Just because you’re living off-the-grid doesn’t mean you should give up internet connectivity. But expect a slower connection, because rural areas are usually underdeveloped.
But many rural areas in the U.S. are now enjoying high internet speeds. These include Boardman, Madisonville, Rifle, Pulaski, Seaford, and Ware. Their connection speeds exceed the recommended rate of 25 Mbps. And the best thing about these places is that they are all near mountains, lakes, and rivers.
On the flip side, the rural areas with the lowest internet speeds include Hyden, White Hall, Yale, Farmington, and Stevensville. So if you are considering those areas, ensure that you can obtain an alternative network source.
3. Can I fish freely?
Fisheries place certain restrictions on recreational fishing. In the Gulf of Maine, for example, private anglers can only catch one Atlantic Cod per day, and only during the open season, which is on April 1–14, and September 15–30. But outside the gulf, private anglers may catch 10 Atlantic Cods per day, anytime.
Beware of the species you shouldn’t catch as well. Recreational fishers are not allowed to catch Atlantic Salmon, Atlantic Sea Scallop, and Windowpane Flounder. Read and understand the fishing restrictions in the river or lake of your choice, so that you’d avoid making costly and inconvenient mistakes.

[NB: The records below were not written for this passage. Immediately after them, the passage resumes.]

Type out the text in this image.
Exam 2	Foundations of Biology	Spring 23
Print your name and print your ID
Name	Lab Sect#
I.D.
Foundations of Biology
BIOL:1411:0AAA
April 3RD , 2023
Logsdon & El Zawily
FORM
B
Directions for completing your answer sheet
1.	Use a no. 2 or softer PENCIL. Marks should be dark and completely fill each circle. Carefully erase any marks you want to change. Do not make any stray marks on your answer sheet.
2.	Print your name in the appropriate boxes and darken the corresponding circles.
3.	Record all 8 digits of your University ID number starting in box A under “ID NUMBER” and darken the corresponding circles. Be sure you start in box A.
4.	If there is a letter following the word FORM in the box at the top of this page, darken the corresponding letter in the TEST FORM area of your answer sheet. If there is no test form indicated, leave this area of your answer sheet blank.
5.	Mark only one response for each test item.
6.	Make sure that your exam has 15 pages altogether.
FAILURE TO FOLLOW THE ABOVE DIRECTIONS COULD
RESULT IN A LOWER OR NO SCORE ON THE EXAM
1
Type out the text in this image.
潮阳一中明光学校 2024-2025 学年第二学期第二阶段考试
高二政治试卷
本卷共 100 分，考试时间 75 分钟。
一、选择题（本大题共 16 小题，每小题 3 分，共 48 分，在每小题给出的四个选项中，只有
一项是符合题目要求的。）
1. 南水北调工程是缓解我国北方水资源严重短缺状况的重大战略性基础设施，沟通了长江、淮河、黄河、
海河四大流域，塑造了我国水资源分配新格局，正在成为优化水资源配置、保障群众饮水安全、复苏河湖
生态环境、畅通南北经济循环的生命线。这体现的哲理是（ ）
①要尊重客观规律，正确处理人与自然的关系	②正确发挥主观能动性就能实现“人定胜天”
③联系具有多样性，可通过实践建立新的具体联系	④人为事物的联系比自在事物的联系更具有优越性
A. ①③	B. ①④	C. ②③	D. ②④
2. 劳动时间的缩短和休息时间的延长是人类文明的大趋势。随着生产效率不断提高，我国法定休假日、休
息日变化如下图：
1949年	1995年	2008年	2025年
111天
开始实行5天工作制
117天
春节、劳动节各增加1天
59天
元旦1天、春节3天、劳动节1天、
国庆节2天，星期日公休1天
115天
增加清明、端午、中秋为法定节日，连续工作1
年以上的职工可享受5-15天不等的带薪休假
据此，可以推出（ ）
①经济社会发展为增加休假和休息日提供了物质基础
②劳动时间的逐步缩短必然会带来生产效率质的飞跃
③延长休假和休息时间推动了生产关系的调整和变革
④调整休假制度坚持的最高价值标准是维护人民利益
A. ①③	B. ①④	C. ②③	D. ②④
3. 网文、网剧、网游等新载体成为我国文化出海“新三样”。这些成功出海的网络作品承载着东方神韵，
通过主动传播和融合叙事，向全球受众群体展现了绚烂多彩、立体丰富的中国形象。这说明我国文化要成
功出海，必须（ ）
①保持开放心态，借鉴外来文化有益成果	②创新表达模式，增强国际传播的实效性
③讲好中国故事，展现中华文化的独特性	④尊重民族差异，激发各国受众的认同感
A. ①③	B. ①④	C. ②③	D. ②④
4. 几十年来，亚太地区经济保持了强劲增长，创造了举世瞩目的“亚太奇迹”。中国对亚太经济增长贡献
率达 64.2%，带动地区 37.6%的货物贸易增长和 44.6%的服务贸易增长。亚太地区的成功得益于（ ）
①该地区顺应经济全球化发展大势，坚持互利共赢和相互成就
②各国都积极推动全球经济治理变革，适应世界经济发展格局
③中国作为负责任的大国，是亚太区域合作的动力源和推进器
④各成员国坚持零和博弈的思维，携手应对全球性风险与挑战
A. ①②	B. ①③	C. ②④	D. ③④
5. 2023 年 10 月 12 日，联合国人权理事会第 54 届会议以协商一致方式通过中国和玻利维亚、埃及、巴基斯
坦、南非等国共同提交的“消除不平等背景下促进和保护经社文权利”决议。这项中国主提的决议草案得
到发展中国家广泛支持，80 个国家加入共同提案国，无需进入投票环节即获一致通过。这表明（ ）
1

4. What essentials do I need?
Chances are you won’t find a grocery store nearby, so every time you make a trip back to the city, stock up on these cabin essentials:
- Non-perishable food
- Light fixtures
- First aid kit
- Sleep essentials
- Security tools, such as flashlights and knives
You may also need large water containers and filters, because the wilderness doesn’t usually have a stable water source. Electricity might be a problem too, so invest in a solar generator that can run your appliances, chargers, and other electronics. If you plan on grilling often, choose an electric grille that your solar generator can run as well.
And of course, don’t forget your fishing gear. Though you may rent them from fishing resorts, having your own still make every fishing experience better. Choose high-quality gear like a Daiwa electric reel. It will last you a long time, and will never falter against giant catches.
5. Where else can I go fishing?
When you begin to develop a fondness for fishing, you’d definitely look for rivers or lakes other than the one by your cabin. The best waters for fishers are Lake Champlain, Lake Okeechobee, Toledo Bend, and Sam Rayburn Reservoir. Some runner-ups include Lake Fork, Guntersville Lake, Lake Erie, and Kentucky Lake.
Once you start living in your log home, your life will change in ways you never thought possible. Adjustment won’t be easy, but once you get the hang of everything, you’ll realize that cabin-living is the best decision you ever made.